Comixtime: “Taste JUSTICE, impostors!”
Well, I spent a while without doing these capsule reviews. But for a long time I was buying the same comics, with more or less the same rate of returns. But there’s enough variety in my comics this week to merit a new post.
J.H. Williams III (Co-writer/Artist), W. Haden Blackman (Co-writer), Dave Stewart (Colours), Todd Klein (Letters)
As this issue ends the first arc of Williams and Blackman’s relaunched Batwoman series, it’s as good a time to check back in as any. I’ve enjoyed the series; Williams is one of the best artists working in American superhero comics today, and his talent shines on every page. The writing is less great, but still serviceable. As a whole it’s a perfectly fine comic - which makes it stand out like gold dust against most of DC’s New 52 outpost.
I’ve had issues with the pacing, but Williams as the artist feels able to luxuriate in his process, as opposed to when writers like Morrison or Rucka cram as much story as possible into the few issues they have Williams for. But I like that hyper-compressed style, and the five issues of this series end in a glorified shuffling around of pieces. After a damp-squib showdown with the Weeping Woman, Batwoman and government agent Cameron Chase finally meet, setting up a new status quo for our hero and her supporting characters.
Williams’ art is predictably gorgeous, particularly the neat trick of adopting different styles for drawing Kate/Batwoman, Bette, Sawyer and Chase, which emphasises the feel of different storylines converging and colliding. And the panel borders featuring Batwoman facing off against the Weeping Woman, which change from jagged lines (Kate’s side) to fluid Art Nouveau-esque boundaries. But great art alone doesn’t make a comic a must-buy, particularly as Williams is taking a break from drawing the series after this issue. It’s good, y’know? I just wish it could be better.
Mudman #1 & #2
Paul Grist (Writer/Artist), Bill Crabtree (Colours)
Writer/artist Grist delivers an unashamedly British take on superheroes in the first two issues of this new series. It has a clean-cut “kids’ comics” sense of storytelling that manages to be more alive and enjoyable than the sex’n’gore “mature” cape books that make up a lot of current DC/Marvel output.
Grist’s deliberately basic art camouflages an excellent grasp of visual storytelling and panel composition. And the dialogue is very funny, whether doing a Grange Hill-style take on the schoolboy hero’s civilian life, or fleshing out two seemingly-disposable criminals in issue #2. It’s great fun, and I’m onboard for the duration.
Lobster Johnson: The Burning Hand #1
Mike Mignola, John Arcudi (Co-writers), Tonci Zonjic (Artist), Dave Stewart (Colours), Clem Robins (Letters)
Publisher: Dark Horse
Hellboy and the surrounding universe is kind of a blind spot for me, mostly because the main series and its spin-offs present such a daunting amount of comics to get stuck into. I picked this up on a whim after hearing about the ridiculously talented Tonci Zonjic on art. I wasn’t disappointed. The story’s set in the 1930s/40s, which gives Zonjic a chance to cut loose with his wonderful clear-line cartooning, while incorporating vintage pulp-noir stylings; guys in fedoras, dames in cloche hats.

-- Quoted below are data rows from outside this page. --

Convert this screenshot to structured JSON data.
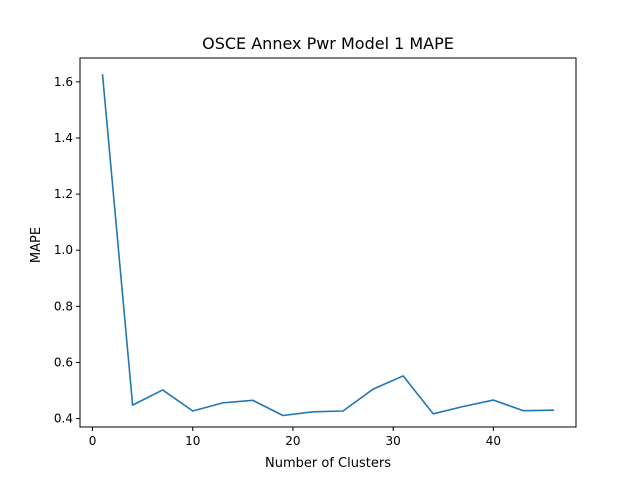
{
  "chart_data": {
    "type": "line",
    "title": "OSCE Annex Pwr Model 1 MAPE",
    "xlabel": "Number of Clusters",
    "ylabel": "MAPE",
    "xlim": [
      -1.25,
      48.25
    ],
    "ylim": [
      0.37,
      1.685
    ],
    "xticks": [
      0,
      10,
      20,
      30,
      40
    ],
    "yticks": [
      0.4,
      0.6,
      0.8,
      1.0,
      1.2,
      1.4,
      1.6
    ],
    "xtick_labels": [
      "0",
      "10",
      "20",
      "30",
      "40"
    ],
    "ytick_labels": [
      "0.4",
      "0.6",
      "0.8",
      "1.0",
      "1.2",
      "1.4",
      "1.6"
    ],
    "grid": false,
    "series": [
      {
        "color": "#1f77b4",
        "x": [
          1,
          4,
          7,
          10,
          13,
          16,
          19,
          22,
          25,
          28,
          31,
          34,
          37,
          40,
          43,
          46
        ],
        "values": [
          1.625,
          0.448,
          0.502,
          0.427,
          0.456,
          0.465,
          0.411,
          0.424,
          0.427,
          0.505,
          0.552,
          0.417,
          0.443,
          0.466,
          0.428,
          0.43
        ]
      }
    ]
  }
}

The story itself is neither here nor there - you get a breif glimpse of Lobster Johnson, the ostensible “hero” of the piece, but the His Girl Friday-style female journalist gets central billing in this first issue. There’s definite potential for a decent story here, but right now I’m buying it as an art showcase, and Zonjic is more than up to the task.
Ed Brubaker (Writer), Sean Phillips (Artist), Dave Stewart (Colours)
Brubaker and Phillips’ latest series is billed as a departure from the regular crime-fiction fare. Not so much, from the latest issue; it’s a very noirish story so far, with some occasional horror flourishes to let us know it’s not a Criminal story. This first issue suffers in comparison to the excellent “Last Of The Innocent" Criminal arc, which was one of the best stories Brubaker/Phillips have ever done.
This drop-off is mostly due to the fact that this issue is split between two stories, a present-day prologue featuring one of Brubaker’s archetypal noir heroes and the mysterious titular femme fatale Josephine, and a 1950s crime story with Josephine involved with a crusading journalist and a corrupt detective.
The creative team work predictably well in tandem, matching Brubaker’s moody noir narration with Phillips’ shadowy art. Phillips doesn’t vary his style as much as on ”Last Of The Innocent”, but he still stages some excellent talky scenes and action sequences, equally at ease with 2010s and 1950s America. This first issue may not have set my world on fire, but there’s potential here. And I trust Brubaker/Phillips enough to stick with this series.